AI Dungeon, a text-based fantasy simulation that runs on OpenAI’s GPT-3, has been churning out weird tales since May 2019. Reminiscent of early text adventure games like Colossal Cave Adventure, you get to choose from a roster of formulaic settings—fantasy, mystery, apocalyptic, cyberpunk, zombies—before picking a character class and name, and generating a story.
Here was mine: “You are Mr. Magoo, a survivor trying to survive in a post-apocalyptic world by scavenging among the ruins of what is left. You have a backpack and a canteen. You haven’t eaten in two days, so you’re desperately searching for food.” So began Magoo’s 300-ish-word tale of woe in which, “driven half-mad” by starvation, he happens upon “a man dressed in white.” (Jesus? Gordon Ramsay?) Offering him a greeting kiss, Magoo is stabbed in the neck.
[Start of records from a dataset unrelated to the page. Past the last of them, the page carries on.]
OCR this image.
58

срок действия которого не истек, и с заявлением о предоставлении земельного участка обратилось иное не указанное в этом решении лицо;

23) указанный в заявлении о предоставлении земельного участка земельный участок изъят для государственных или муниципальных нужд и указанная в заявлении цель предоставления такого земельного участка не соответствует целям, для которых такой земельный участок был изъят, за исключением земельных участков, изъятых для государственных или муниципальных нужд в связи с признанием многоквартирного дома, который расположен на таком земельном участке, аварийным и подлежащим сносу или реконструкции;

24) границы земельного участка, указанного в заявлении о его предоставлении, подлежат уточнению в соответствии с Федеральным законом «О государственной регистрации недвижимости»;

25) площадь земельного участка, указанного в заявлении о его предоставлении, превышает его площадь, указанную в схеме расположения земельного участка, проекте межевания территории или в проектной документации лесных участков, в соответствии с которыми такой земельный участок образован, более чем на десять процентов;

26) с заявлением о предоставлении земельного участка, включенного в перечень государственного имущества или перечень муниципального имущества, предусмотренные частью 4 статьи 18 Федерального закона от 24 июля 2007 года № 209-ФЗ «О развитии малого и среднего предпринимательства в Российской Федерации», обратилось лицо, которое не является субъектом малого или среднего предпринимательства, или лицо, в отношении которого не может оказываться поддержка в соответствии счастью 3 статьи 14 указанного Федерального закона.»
As lame as this story is, it hints at a knotty copyright issue the games industry is only just beginning to unravel. I’ve created a story using my imagination—but to do that I’ve used an AI helper. So who wrote the tale? And who gets paid for the work?
AI Dungeon was created by Nick Walton, a former researcher at a deep learning lab at Brigham Young University in Utah who is now the CEO of Latitude, a company that bills itself as “the future of AI-generated games.” AI Dungeon is certainly not a mainstream title, though it has still attracted millions of players. As Magoo’s tale shows, the player propels the story with action, dialogue, and descriptions; AI Dungeon reacts with text, like a dungeon master—or a kind of fantasy improv.
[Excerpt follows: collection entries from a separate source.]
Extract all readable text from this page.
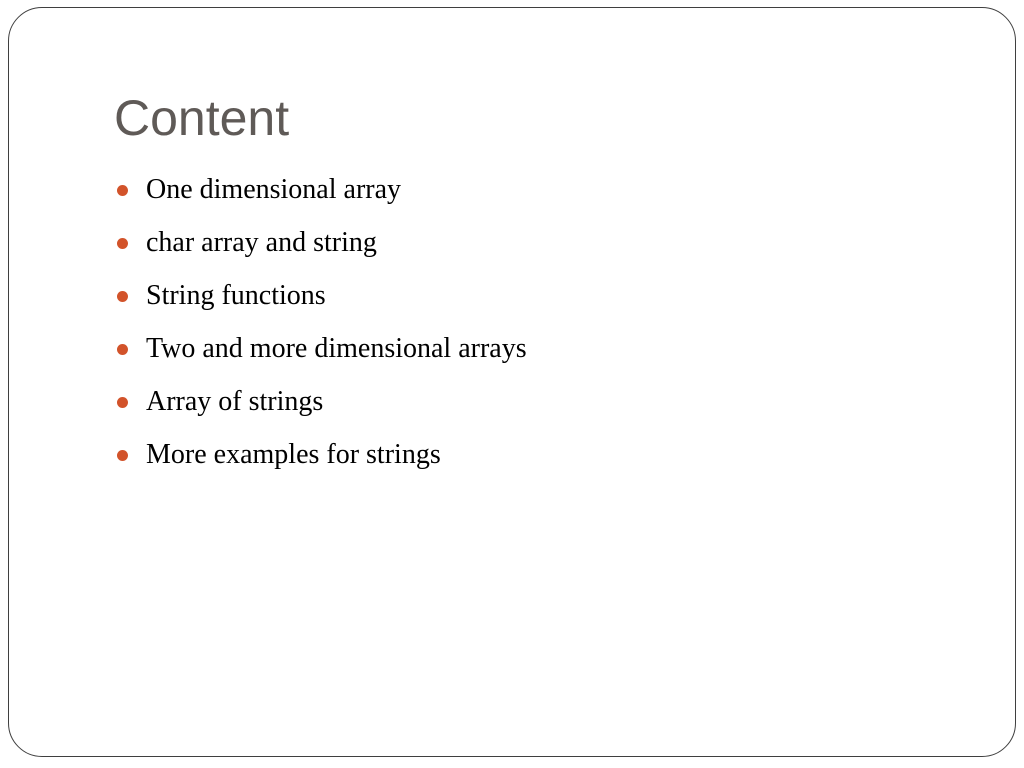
Content
One dimensional array
char array and string
String functions
Two and more dimensional arrays
Array of strings
More examples for strings
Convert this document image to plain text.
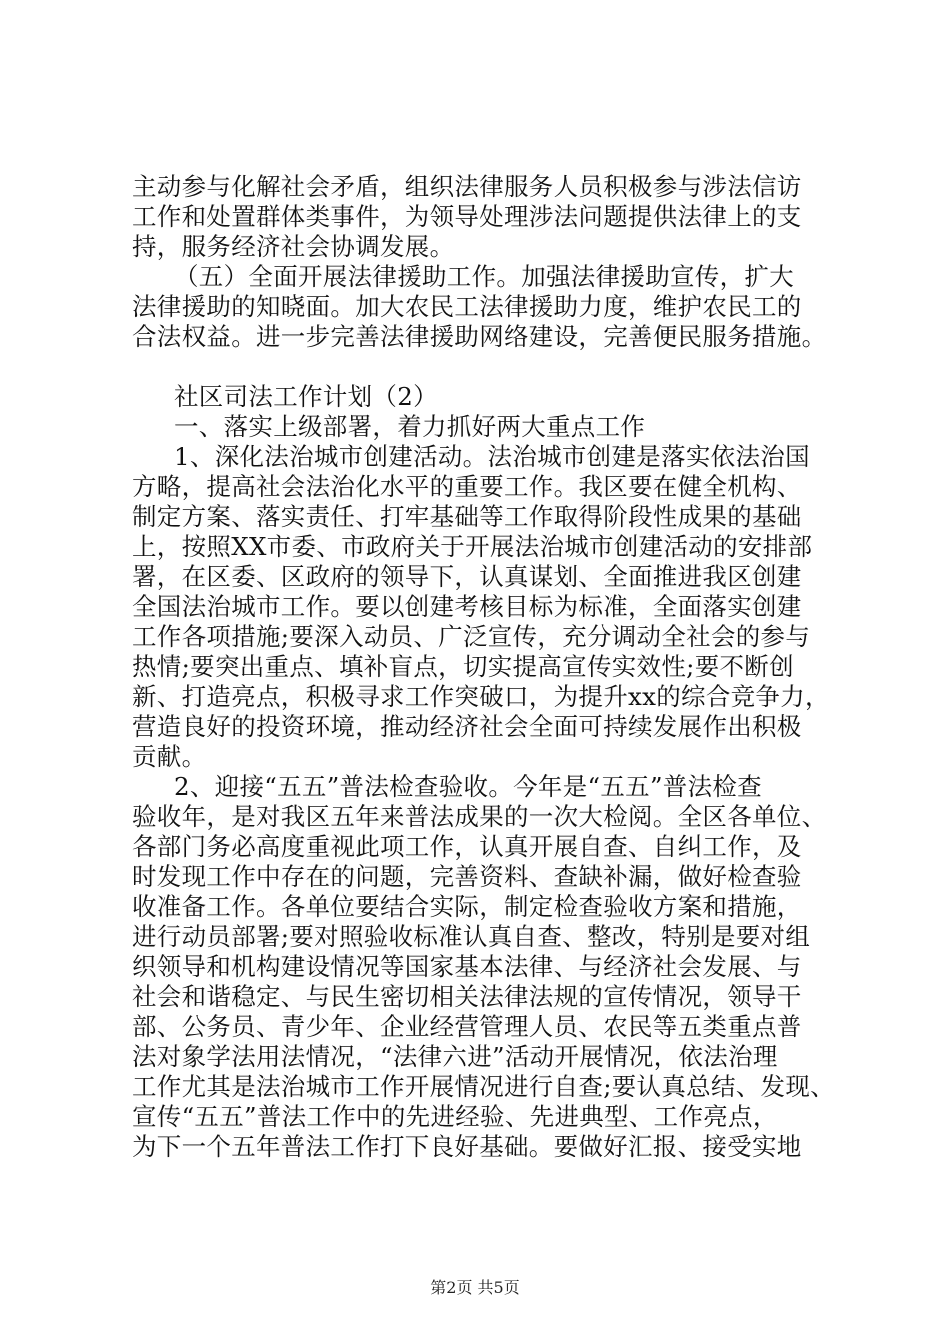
主动参与化解社会矛盾，组织法律服务人员积极参与涉法信访
工作和处置群体类事件，为领导处理涉法问题提供法律上的支
持，服务经济社会协调发展。
（五）全面开展法律援助工作。加强法律援助宣传，扩大
法律援助的知晓面。加大农民工法律援助力度，维护农民工的
合法权益。进一步完善法律援助网络建设，完善便民服务措施。
社区司法工作计划（2）
一、落实上级部署，着力抓好两大重点工作
1、深化法治城市创建活动。法治城市创建是落实依法治国
方略，提高社会法治化水平的重要工作。我区要在健全机构、
制定方案、落实责任、打牢基础等工作取得阶段性成果的基础
上，按照XX市委、市政府关于开展法治城市创建活动的安排部
署，在区委、区政府的领导下，认真谋划、全面推进我区创建
全国法治城市工作。要以创建考核目标为标准，全面落实创建
工作各项措施;要深入动员、广泛宣传，充分调动全社会的参与
热情;要突出重点、填补盲点，切实提高宣传实效性;要不断创
新、打造亮点，积极寻求工作突破口，为提升xx的综合竞争力，
营造良好的投资环境，推动经济社会全面可持续发展作出积极
贡献。
2、迎接“五五”普法检查验收。今年是“五五”普法检查
验收年，是对我区五年来普法成果的一次大检阅。全区各单位、
各部门务必高度重视此项工作，认真开展自查、自纠工作，及
时发现工作中存在的问题，完善资料、查缺补漏，做好检查验
收准备工作。各单位要结合实际，制定检查验收方案和措施，
进行动员部署;要对照验收标准认真自查、整改，特别是要对组
织领导和机构建设情况等国家基本法律、与经济社会发展、与
社会和谐稳定、与民生密切相关法律法规的宣传情况，领导干
部、公务员、青少年、企业经营管理人员、农民等五类重点普
法对象学法用法情况，“法律六进”活动开展情况，依法治理
工作尤其是法治城市工作开展情况进行自查;要认真总结、发现、
宣传“五五”普法工作中的先进经验、先进典型、工作亮点，
为下一个五年普法工作打下良好基础。要做好汇报、接受实地
第2页 共5页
In several years of experimentation with the tool, people have generated far more compelling D&D-esque narratives than mine, as well as videos like “I broke the AI in AI Dungeon with my horrible writing.” It’s also conjured controversy, notably when users began prompting it to make sexually explicit content involving children. And as AI Dungeon—and tools like it—evolve, they will raise more difficult questions about authorship, ownership, and copyright.
Many games give you toolsets to create worlds. Classic series like Halo or Age of Empires include sophisticated map makers; Minecraft precipitated an open-ended, imaginative form of gameplay that The Legend of Zelda: Tears of the Kingdom’s Fuse and Ultrahand capabilities draw clear inspiration from; others like Dreams or Roblox, are less games than platforms for players to make more games.
Historically, claims of ownership to in-game creations or user-generated creations (IGCs or UGCs) have been rendered moot by “take it or leave it” end-user license agreements—the dreaded EULAs that nobody reads. Generally, this means players surrender any ownership of their creations by switching on the game. (Minecraft is a rare exception here. It’s EULA has long afforded players ownership of their IGCs, with relatively few community freakouts.)
AI adds new complexities. Laws in both the US and the UK stipulate that, when it comes to copyright, only humans can claim authorship. So for a game like AI Dungeon, where the platform allows a player to, essentially, “write” a narrative with the help of a chatbot, claims of ownership can get murky: who owns the output, the company that developed the AI, or the user?